The American Cancer Society describes immunotherapy as a “treatment that uses certain parts of a person’s immune system to fight diseases such as cancer.” The treatments may stimulate the immune system “to work harder or smarter to attack cancer cells” or give the “immune system components, such as man-made immune system proteins” to battle cancer, the American Cancer Society wrote.

In the last several years, the field has grown in clinical trials and patient treatment.

“I would definitely say we have seen an explosion, some say a revolution, and I don't think that’s an overstatement, in the last five to seven years,” said Dr. Crystal Mackall, associate director of the Stanford University Cancer Institute and an expert in immunotherapy.

She said a potential advantage of the treatment lies in the fact that when the immune system successfully fights off an infection, the body often builds up a long-time protection against that infection. If that carries over to cancer treatments, immunotherapy could provide additional protection against recurrence than other forms of treatment, Mackall said.

She said right now immunotherapy is best known for treating melanoma, the most aggressive form of skin cancer, but there has also been successes with lung cancer, leukemia, lymphoma and breast cancer.
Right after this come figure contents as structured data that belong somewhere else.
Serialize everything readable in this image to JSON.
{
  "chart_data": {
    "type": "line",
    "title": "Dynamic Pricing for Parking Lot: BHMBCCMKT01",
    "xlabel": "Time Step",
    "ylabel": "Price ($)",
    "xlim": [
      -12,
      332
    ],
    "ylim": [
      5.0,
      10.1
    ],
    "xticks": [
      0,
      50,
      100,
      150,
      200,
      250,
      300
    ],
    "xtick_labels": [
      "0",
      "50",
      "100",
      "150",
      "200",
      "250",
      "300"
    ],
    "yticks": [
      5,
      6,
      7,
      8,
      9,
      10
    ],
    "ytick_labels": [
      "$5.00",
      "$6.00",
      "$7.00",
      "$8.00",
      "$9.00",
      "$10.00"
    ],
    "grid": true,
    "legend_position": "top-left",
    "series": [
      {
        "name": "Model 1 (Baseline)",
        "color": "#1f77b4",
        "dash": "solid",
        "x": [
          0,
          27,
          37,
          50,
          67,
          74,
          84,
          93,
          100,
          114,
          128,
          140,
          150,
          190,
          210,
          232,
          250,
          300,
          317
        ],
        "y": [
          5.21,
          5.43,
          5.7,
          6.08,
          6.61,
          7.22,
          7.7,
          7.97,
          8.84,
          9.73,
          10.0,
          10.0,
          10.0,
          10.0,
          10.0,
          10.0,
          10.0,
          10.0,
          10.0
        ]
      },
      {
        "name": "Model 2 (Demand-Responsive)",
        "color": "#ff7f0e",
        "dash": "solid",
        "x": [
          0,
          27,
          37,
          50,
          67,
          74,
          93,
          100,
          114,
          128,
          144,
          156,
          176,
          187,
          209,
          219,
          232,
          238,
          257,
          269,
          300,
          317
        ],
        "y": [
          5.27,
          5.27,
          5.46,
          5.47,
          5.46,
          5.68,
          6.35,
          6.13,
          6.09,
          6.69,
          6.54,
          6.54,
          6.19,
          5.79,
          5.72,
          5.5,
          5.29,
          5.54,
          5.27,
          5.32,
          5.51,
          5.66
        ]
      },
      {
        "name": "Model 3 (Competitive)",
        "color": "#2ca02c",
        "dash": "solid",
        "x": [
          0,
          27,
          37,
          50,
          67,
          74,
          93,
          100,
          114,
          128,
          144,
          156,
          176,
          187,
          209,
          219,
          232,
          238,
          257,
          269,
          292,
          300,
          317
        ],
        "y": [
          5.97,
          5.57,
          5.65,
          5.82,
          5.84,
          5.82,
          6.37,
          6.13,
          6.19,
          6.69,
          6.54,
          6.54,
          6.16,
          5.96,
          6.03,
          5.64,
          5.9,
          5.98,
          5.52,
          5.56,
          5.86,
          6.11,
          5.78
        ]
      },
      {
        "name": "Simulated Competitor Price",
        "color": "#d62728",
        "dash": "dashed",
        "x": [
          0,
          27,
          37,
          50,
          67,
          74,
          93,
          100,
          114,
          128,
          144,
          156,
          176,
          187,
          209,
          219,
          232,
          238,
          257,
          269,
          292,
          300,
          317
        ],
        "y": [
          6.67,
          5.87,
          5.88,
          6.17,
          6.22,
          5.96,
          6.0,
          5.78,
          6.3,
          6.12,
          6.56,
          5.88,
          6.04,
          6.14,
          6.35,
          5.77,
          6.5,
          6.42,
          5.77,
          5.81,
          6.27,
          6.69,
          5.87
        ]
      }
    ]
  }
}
“We are all waiting on a breakthrough for brain tumors and that has yet to happen,” MacKall said.

Mitchell and his team of researchers at UF are one group striving for that breakthrough. Their work will focus on one of the most common malignant brain tumors in children, medulloblastoma.

Mitchell said the researchers will take immune cells from a patient and stimulate them in an effort to have them “recognize” the patient's cancer cells as foreign and attack them. Because cancer cells are partially normal cells, they are often able to “hide out” from the immune system, Mitchell said. He said that’s a challenge to immunotherapy that researchers are trying to overcome.

The UF research will also work to identify good “targets” in brain tumors for the immune system to attack. That will include comparing the proteins in brain tumors to those present in normal brain tissue and studying the changes or mutations in those brain tumor proteins.

Mitchell said the research will “allow us to bring our next generation of immunotherapy” into clinical trials on treatment of childhood brain tumors.

Mitchell was one of four researchers in the country to win a Hyundai Hope on Wheels Quantum research grant.

In a press release, Hyundai Hope on Wheels officials said that, “while childhood cancer survival rates have jumped from 10 percent 50 years ago to 90 percent today, the final stretch to ending the disease will be the most difficult, evidenced by slow progress in the last 10 years. The four Quantum recipients have been identified as having the highest potential of breaking through and bringing us closer to a world without pediatric cancer.”

Mitchell and the other researchers accepted their grants last Thursday evening during a ceremony in New York City.